Attention Pays: the case for taking printed magazine investment levels back to those seen in 2015 to optimise for profit.

By Anna Sampson, Strategy & Insight Director

                                                   [ download Attention Pays deck here ]

At the start of the year Magnetic launched ‘Pay Attention’. This work demonstrated that magazines deliver quality attention at exceptional value, by cleverly combining attention data with CPT data by media channel. this started to raise the question are we under-estimating the opportunity that printed magazines present?

With this in mind we were keen to understand optimum levels of investment for printed magazines. Whilst it’s always better to do individual studies by brand, we wanted to provide the market with some useful guiding principles.

With this new study ‘Attention Pays: optimising for profit’ our aim was to address 3 key questions:

  • What is the gap in printed magazines investment across the market?
  • What are optimum levels of investment into magazines for advertisers?
  • How well do printed magazine perform on profit ROI?

To answer these questions we turned to Benchmarketing, an expert in this type of work. They conducted a meta study using their database which contains 1000’s of campaigns. For our study they compared 125 campaigns that used printed magazines with similar campaigns that didn’t. This database is made up of client research studies specifically measuring profit ROI, exactly the kind of data you need if you want to understand optimisation. 

Benchmarketing have revealed that the conservative estimate on the levels of magazines under-investment by the market is £220million. If advertisers were to collectively re-deploy this money into magazines, they would see their campaign profit ROI optimised. This translates into advertisers spending 5% of the budget in magazines, which would take printed magazine investment levels back to those seen in 2015.

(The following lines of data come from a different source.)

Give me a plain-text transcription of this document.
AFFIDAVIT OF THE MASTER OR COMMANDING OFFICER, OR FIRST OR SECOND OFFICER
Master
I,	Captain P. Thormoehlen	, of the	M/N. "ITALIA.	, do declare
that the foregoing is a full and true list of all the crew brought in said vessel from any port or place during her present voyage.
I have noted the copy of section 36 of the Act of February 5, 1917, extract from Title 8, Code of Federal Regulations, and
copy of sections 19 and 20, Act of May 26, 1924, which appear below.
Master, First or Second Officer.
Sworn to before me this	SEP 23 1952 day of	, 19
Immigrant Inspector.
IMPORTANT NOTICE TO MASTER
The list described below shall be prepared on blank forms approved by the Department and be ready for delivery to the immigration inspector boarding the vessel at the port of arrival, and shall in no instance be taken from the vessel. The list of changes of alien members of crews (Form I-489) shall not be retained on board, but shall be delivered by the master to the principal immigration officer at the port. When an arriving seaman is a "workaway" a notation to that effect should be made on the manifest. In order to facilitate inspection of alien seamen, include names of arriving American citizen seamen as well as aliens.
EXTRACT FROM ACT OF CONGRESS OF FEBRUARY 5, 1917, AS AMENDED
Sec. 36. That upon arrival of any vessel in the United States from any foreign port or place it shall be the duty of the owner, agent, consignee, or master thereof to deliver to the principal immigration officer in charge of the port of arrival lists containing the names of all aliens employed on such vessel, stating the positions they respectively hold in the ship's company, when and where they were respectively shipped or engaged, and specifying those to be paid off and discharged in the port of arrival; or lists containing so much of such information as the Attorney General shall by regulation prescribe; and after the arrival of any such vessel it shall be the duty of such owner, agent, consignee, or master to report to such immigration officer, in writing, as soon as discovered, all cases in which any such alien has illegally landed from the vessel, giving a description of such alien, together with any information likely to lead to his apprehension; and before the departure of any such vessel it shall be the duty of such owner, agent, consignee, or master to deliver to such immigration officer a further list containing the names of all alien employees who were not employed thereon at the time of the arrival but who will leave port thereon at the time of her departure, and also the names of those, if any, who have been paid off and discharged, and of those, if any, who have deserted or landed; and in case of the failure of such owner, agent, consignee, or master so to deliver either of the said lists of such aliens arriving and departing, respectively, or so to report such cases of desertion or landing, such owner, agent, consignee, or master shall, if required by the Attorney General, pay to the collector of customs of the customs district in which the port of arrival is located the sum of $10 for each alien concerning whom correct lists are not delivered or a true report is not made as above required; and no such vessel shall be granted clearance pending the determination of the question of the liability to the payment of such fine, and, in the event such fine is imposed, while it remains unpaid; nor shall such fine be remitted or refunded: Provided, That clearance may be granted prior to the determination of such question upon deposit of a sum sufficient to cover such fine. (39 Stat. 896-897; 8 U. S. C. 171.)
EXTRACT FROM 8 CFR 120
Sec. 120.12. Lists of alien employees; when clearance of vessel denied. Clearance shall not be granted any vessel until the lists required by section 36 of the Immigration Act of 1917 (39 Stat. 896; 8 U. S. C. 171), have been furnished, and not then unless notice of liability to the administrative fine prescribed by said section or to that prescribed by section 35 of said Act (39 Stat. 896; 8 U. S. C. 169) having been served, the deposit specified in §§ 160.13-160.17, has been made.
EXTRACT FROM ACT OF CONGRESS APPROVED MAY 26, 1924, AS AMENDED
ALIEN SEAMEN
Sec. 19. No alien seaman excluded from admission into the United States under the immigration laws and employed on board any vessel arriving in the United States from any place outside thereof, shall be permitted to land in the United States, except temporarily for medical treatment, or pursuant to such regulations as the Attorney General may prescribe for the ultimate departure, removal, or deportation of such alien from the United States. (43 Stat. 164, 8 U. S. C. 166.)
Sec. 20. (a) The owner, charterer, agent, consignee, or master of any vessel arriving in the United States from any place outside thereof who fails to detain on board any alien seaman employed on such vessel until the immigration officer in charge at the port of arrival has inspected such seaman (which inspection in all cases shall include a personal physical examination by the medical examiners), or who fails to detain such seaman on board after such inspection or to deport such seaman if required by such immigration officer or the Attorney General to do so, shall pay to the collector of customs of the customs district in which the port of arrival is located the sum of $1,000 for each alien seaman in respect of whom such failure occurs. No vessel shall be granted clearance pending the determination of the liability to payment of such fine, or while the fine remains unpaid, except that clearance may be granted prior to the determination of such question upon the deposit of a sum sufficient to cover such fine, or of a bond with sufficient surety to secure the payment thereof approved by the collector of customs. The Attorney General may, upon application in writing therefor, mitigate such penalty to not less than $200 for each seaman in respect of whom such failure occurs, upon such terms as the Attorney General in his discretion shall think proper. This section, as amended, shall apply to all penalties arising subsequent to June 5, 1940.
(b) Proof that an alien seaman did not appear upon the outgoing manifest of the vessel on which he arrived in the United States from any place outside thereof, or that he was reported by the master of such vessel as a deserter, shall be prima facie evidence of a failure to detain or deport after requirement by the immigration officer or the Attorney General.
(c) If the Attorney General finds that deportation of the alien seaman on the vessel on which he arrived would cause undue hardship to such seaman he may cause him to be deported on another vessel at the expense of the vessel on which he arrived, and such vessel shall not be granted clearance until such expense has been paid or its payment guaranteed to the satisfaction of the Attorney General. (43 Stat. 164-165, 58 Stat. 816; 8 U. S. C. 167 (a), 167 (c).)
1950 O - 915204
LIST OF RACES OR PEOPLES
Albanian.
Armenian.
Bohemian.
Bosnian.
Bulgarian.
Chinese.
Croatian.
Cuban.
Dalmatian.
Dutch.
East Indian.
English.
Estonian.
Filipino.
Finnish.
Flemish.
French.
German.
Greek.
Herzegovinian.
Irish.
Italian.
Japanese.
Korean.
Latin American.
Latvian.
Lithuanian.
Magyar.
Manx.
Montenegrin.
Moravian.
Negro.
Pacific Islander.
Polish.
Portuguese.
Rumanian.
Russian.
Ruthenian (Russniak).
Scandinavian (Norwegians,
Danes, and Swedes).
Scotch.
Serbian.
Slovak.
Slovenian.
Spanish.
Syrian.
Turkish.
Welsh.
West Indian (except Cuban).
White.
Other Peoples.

This isn’t about increasing overall adspend, instead it’s about rebalancing the media mix, diverting some money back into magazines. Previous work has found magazine investment to be highly effective in the mix. ‘Bridging the long and short term’ divide found magazines to be particularly strong at delivering customer acquisition effects, this is because of the type of targeting opportunities they present. It also demonstrated that magazines worked well in combination with TV and Digital. Whilst TV works well to achieve your overall campaign reach, digital your immediate acquisition targets, if you neglect significant magazine investment, you miss out on driving consideration to the specific segments that will help your brand grow.

Overall, we found across all categories researched there is a case for rebalancing the media mix, at an aggregate level magazine investment levels are currently not at optimum. A deep dive into finance and beauty reveals an interesting and contrasting story.

Generally speaking, beauty brands are already big supporters of magazines, 42% of beauty brands already invest in the channel, investing on average 240k a year. This study confirmed what many of these advertisers already know, magazines really deliver when it comes to profit ROI for beauty brands. Magazines are the number one for channel profit ROI for beauty brands, followed by the AV channels of cinema, digital video and TV. With these stand out results in beauty it’s no surprise to learn that if you aren’t currently investing in magazines there is a very big opportunity to optimise your campaign profit ROI. If you simply started using magazine you would quickly get to a 96% improvement in campaign profit ROI. A 5% re-deployment of media funds into magazines would result in a whopping 164% improvement in campaign profit ROI.

Finance advertisers don’t typically invest in magazine, only 22% do and on average they invest at low levels of 120k a year. Finance brands are more likely to invest in TV, digital and outdoor. However, ‘Attention Pays’ found magazines to be a top 3 performer when it comes to channel profit ROI, alongside digital and newspapers. If you are a finance brand who currently doesn’t invest in magazines you could see on average a 32% improvement in campaign profit ROI if you simply started to spend in that channel. Invest at optimum levels of 6% of your budget and you can tap into campaign profit ROI improvements of 68%. Magazines aren’t an obvious choice for finance brands. However, magazines are increasingly offering highly relevant opportunities for finance advertisers, especially those who see the benefits of finance messaging in a lifestyle context.

There is a strong case for pursuing the marginal gains that can be achieved by rebalancing the media mix. Small changes can make a really big difference. In a competitive media landscape where every pound count there is an opportunity to optimise campaign profit ROI, by investing 5% into printed magazines.